Hi guys. My vaping habits are staring to make a severe dent in my pocket and I'm seriously considering going the DIY route with my juices. Can anyone give me any advice on where to get concentrate and what type/brand I should be getting? What equipment is needed to mix? Simple and foolproof recipes?

Please help


----------



## Warlock (28/7/16)

@Tank88, follow the thread DIY-What's The Catch. Started by Clytch.

Reactions: Agree 1


----------



## SAVaper (28/7/16)

Here you go:

http://www.ecigssa.co.za/calling-all-diyers.t10799/page-111#post-406431

http://www.ecigssa.co.za/diy-whats-the-catch.t26079/page-3#post-405919

Reactions: Winner 1


----------



## Warlock (28/7/16)

Thanks @SAVaper. I could not find the link.
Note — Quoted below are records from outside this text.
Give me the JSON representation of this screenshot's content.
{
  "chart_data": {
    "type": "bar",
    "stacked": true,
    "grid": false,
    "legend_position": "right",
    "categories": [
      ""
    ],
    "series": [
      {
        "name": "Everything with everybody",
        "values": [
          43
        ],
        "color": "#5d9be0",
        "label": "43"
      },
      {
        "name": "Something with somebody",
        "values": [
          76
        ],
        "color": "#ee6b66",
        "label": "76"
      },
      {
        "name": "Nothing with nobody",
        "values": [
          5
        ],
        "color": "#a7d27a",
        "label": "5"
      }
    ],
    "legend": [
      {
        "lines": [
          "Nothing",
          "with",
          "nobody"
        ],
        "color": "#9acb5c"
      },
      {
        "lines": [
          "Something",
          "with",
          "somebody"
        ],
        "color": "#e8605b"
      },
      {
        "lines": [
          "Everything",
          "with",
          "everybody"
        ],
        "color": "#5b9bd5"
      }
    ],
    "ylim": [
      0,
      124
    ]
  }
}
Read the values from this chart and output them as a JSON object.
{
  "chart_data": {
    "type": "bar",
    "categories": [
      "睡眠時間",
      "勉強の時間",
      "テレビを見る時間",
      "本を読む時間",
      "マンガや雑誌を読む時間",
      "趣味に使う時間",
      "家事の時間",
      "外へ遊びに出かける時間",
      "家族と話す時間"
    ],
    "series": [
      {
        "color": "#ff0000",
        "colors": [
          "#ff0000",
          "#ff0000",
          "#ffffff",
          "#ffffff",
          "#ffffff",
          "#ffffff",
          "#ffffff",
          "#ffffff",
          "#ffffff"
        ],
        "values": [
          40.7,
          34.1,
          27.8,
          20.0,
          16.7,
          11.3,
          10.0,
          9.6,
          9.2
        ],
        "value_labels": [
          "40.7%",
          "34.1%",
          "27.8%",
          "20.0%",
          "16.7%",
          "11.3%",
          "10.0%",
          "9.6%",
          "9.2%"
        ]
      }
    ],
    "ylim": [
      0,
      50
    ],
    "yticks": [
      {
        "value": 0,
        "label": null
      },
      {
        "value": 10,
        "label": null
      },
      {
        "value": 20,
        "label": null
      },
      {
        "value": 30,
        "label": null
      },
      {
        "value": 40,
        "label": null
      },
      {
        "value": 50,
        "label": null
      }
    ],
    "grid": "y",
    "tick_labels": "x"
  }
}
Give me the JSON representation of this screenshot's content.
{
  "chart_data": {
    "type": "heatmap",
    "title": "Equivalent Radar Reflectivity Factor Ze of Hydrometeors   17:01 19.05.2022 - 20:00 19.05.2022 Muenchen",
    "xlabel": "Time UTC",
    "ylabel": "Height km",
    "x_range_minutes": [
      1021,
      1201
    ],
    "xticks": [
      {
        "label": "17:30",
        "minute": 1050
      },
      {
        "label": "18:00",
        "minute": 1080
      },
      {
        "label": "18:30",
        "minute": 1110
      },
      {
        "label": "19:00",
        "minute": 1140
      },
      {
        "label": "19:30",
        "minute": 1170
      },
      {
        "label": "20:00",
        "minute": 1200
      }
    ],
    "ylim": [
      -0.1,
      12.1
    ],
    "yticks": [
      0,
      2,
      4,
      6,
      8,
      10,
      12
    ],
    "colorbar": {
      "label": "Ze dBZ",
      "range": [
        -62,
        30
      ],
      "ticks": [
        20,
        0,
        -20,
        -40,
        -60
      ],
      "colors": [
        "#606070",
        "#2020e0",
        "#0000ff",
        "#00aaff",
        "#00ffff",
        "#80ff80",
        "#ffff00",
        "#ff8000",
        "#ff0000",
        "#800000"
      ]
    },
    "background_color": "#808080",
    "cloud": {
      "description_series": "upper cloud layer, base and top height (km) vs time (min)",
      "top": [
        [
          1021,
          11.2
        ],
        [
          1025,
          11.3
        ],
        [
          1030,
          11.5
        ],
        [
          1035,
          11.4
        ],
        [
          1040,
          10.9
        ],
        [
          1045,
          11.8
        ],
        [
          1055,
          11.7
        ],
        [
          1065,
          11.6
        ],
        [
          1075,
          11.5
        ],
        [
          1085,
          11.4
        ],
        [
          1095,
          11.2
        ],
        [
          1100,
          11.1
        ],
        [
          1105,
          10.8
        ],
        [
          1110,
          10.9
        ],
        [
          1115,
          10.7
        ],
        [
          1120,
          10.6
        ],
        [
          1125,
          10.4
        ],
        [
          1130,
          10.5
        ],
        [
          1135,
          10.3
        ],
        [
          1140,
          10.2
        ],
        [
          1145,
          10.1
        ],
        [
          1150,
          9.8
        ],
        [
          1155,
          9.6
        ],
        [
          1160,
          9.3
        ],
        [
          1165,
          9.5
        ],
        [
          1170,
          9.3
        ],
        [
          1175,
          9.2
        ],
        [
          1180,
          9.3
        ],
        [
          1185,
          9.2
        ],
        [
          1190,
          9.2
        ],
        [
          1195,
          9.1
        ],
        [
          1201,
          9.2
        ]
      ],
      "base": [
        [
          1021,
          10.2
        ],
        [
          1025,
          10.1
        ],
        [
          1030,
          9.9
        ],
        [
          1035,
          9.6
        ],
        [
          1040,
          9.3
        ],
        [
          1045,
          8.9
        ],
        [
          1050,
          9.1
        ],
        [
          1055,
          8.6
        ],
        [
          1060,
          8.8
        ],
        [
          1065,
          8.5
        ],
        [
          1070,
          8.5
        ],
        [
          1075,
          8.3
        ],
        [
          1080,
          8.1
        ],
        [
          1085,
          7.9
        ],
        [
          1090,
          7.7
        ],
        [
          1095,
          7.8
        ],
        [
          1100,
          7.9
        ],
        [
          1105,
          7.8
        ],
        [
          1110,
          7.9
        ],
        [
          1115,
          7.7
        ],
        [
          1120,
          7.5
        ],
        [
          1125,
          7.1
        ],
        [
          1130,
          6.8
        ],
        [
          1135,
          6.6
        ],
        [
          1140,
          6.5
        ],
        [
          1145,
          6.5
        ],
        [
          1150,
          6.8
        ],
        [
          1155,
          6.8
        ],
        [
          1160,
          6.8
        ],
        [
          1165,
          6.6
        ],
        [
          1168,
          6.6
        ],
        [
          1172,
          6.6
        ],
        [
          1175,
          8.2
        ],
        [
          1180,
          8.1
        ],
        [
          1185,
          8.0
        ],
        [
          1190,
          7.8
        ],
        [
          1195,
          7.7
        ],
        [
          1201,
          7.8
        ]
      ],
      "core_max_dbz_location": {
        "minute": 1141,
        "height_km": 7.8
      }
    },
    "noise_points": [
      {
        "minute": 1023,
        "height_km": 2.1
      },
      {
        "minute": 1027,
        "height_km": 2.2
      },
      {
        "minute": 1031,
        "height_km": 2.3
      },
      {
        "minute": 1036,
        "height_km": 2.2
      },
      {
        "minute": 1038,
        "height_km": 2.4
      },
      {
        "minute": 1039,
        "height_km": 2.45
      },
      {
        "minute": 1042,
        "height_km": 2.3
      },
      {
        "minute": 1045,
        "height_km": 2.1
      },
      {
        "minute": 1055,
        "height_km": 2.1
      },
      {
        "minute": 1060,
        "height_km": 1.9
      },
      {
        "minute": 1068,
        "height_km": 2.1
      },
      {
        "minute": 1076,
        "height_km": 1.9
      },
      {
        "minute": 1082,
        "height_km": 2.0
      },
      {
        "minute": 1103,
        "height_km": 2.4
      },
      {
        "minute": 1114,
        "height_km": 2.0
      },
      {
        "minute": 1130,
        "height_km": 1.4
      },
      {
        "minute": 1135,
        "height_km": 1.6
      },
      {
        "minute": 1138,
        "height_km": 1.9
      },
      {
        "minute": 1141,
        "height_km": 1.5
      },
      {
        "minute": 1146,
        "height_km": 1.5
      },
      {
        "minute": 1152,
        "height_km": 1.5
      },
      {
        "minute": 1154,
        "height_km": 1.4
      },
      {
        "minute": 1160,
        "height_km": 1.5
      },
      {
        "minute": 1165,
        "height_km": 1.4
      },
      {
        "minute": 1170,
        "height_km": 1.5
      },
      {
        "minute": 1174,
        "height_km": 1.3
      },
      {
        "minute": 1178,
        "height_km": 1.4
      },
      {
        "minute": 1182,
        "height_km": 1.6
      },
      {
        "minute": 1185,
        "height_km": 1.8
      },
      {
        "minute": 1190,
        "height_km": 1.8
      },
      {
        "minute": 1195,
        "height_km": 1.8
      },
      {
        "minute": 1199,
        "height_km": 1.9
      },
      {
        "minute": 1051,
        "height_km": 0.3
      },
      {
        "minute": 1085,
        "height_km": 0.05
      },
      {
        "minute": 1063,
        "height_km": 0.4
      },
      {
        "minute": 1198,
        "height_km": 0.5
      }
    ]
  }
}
I'm sure @Tank88 will appreciate the link.


SAVaper said:


> Here you go:
> 
> http://www.ecigssa.co.za/calling-all-diyers.t10799/page-111#post-406431
> 
> http://www.ecigssa.co.za/diy-whats-the-catch.t26079/page-3#post-405919

Reactions: Like 1


----------



## Andre (28/7/16)

And check out this video: http://www.ecigssa.co.za/complete-beginners-guide-to-making-e-liquid-diy-tutorial.t25528/


----------



## Greyz (29/7/16)

@Tank88 do yourself a favour and invest in a digital scale for mixing. It will save you spending money on numerous needles and cut your mixing time down tremediusly. And no more cleaning needles between mixes etc. But the major plus for me was I can mix without worrying about the kids around all these needles.
I wish someone had told me this when I started DIY, it took me a few months to get a scale and I wish I'd gotten one earlier. 
Last night I mixed 100ml in less than 20min.

Reactions: Agree 2


----------